Provincial Leader of the Democratic Alliance in Limpopo
- Incumbent
- Assumed office 27 May 2023
- Deputy: Marie Helm
- Federal Leader: John Steenhuisen
- Preceded by: Jacques Smalle

Shadow Deputy Minister of Health
- In office 5 June 2019 – 31 July 2023
- Leader: John Steenhuisen Mmusi Maimane
- Preceded by: Lungiswa James

Shadow Deputy Minister of Social Development
- In office 5 June 2014 – 5 June 2019
- Leader: Mmusi Maimane
- Preceded by: Emmah More
- Succeeded by: Thandi Mpambo-Sibhukwana

Member of the National Assembly of South Africa
- In office 21 May 2014 – 31 July 2023

Personal details
- Party: Democratic Alliance (2010–present)
- Spouse: Brian
- Children: 5

= Lindy Wilson =

South African politician

Evelyn "Lindy" Wilson is a South African politician who has served as the provincial leader of the Democratic Alliance in Limpopo since 2023. A former councillor for ward 20 in the Polokwane Local Municipality, Wilson was elected to the National Assembly of South Africa in 2014. She was then appointed Shadow Deputy Minister of Social Development. After the 2019 election, she became the Shadow Deputy Minister of Health. Wilson was sworn in as a member of the Limpopo Provincial Legislature in August 2023.

==Career==
Wilson worked as an advertising manager at Northern Media Group before she started a catering and events management business and an advertising and marketing venture. She also served as the chairperson of the South African National Council on Alcoholism and Drug Dependence (Sanca) in Limpopo.

==Political career==
In 2010, Wilson became the operations manager for the Democratic Alliance in the Mopani District. She stood as the DA candidate in a by-election in ward 20 in the Polokwane Local Municipality in February 2012 and won the seat off the African National Congress. Later that same year, she was elected provincial chairperson of the DA.

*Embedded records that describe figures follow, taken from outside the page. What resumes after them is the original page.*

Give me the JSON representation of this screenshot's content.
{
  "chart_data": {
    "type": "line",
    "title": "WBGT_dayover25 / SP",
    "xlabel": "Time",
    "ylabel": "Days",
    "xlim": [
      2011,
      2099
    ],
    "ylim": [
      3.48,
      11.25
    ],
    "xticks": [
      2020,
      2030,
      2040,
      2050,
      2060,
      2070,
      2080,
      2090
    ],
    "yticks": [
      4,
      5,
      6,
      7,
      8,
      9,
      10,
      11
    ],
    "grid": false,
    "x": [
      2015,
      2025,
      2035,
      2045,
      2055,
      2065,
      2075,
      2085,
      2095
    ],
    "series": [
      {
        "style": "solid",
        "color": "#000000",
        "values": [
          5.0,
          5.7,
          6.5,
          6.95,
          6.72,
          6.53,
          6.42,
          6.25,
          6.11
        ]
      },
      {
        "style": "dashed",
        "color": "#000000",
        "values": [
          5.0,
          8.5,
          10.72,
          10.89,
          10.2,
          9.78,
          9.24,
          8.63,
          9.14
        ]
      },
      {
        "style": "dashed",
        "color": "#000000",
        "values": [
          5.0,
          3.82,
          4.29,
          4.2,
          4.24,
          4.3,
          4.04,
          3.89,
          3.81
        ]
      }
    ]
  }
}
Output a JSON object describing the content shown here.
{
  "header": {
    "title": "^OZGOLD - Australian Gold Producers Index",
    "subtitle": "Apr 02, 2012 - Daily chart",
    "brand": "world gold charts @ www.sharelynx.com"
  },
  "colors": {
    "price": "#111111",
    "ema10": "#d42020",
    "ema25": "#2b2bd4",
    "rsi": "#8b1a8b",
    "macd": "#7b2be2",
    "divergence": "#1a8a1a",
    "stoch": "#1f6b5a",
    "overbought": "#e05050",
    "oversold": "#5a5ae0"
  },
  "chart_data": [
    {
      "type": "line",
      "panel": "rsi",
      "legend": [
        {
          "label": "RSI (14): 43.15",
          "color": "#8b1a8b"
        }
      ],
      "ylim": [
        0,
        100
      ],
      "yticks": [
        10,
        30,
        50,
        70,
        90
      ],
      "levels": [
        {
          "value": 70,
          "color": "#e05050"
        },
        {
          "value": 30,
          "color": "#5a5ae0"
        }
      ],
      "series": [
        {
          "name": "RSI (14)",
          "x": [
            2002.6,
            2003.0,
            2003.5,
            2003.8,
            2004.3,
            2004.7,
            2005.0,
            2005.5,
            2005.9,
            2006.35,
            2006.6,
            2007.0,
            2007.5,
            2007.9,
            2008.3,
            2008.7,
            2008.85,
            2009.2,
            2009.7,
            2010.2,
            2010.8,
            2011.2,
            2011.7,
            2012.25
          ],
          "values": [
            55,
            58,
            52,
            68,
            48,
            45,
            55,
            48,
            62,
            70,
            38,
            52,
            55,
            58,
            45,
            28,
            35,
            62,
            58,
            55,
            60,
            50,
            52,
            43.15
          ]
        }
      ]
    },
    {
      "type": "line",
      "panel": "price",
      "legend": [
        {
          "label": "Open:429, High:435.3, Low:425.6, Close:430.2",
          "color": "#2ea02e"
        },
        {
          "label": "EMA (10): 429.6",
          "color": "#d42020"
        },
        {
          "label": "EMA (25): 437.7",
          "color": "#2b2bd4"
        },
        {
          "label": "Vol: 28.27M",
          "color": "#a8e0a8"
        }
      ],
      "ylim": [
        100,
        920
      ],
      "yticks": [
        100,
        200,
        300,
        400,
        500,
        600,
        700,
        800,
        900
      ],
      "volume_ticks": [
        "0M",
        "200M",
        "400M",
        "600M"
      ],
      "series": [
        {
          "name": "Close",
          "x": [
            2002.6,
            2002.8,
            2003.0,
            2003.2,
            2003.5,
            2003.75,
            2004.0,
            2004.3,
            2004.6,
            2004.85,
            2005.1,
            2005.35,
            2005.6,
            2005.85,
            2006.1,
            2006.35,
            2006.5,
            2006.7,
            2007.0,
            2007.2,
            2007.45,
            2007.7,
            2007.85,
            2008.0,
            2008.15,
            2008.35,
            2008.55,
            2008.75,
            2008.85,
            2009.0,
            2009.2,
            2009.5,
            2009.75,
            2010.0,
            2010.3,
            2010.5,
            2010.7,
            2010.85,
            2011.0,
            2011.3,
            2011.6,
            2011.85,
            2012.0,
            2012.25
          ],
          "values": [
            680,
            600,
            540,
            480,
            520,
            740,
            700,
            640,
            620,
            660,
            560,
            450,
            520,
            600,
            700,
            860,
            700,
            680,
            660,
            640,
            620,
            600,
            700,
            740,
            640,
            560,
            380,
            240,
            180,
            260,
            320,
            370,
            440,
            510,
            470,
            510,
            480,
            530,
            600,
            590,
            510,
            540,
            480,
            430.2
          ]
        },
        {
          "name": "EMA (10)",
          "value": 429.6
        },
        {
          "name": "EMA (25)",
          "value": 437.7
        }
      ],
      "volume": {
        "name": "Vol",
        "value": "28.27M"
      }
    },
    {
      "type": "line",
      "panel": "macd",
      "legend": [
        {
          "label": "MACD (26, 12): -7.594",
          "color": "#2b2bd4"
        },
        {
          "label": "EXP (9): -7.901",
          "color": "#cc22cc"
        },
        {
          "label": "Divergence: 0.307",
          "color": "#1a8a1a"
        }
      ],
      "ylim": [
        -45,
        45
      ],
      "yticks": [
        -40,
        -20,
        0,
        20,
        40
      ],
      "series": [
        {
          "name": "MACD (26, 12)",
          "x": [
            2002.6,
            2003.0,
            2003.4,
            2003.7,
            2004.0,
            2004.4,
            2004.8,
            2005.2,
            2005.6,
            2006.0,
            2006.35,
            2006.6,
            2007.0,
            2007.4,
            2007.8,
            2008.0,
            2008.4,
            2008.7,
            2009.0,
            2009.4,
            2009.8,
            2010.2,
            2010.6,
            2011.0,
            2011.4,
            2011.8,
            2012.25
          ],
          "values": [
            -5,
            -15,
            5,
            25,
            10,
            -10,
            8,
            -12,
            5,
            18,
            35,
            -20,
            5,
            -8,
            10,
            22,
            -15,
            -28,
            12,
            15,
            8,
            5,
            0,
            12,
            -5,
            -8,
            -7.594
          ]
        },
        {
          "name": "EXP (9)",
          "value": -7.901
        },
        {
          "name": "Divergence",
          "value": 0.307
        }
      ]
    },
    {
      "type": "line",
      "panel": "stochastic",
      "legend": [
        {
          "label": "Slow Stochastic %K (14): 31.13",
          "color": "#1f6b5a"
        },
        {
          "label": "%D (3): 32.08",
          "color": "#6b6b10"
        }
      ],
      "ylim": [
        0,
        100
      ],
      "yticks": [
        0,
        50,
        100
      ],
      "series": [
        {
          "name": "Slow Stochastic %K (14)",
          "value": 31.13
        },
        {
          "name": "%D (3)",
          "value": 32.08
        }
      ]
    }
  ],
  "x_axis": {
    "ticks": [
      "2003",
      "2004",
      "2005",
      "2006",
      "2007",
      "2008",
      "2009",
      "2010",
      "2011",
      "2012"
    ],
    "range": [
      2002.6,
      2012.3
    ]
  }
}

===Parliamentary career===
Wilson was selected to be the DA's provincial campaign manager for the 2014 general elections, which saw the party win over 95,000 votes in the province and three seats in the provincial legislature. She was elected to a DA seat in the National Assembly in the election. Having entered parliament, she was appointed to the Shadow Cabinet as Shadow Deputy Minister of Social Development.

At the DA's provincial conference held in 2017, Wilson was elected one of two deputy provincial chairpersons of the party. The following year, she was appointed head of the DA's Waterberg South constituency.

Wilson was re-elected to the National Assembly in the 2019 general election. Thereafter, she was appointed Shadow Deputy Minister of Health.

In April 2021, DA provincial leader Jacques Smalle was accused of turning a blind eye to allegations of Wilson abusing party funds. Wilson responded to the accusations by saying that it has been investigated and no charges were laid against her by the party.

Wilson successfully contested the position of provincial leader at the DA's provincial conference held on 27 May 2023, defeating the four other candidates for the position. She replaced Smalle, who, in turn, was elected provincial chairperson.

On 4 August 2023, Wilson was sworn in as a member of the Limpopo Provincial Legislature.

==Personal life==
Wilson is married to Brian. They have five children together.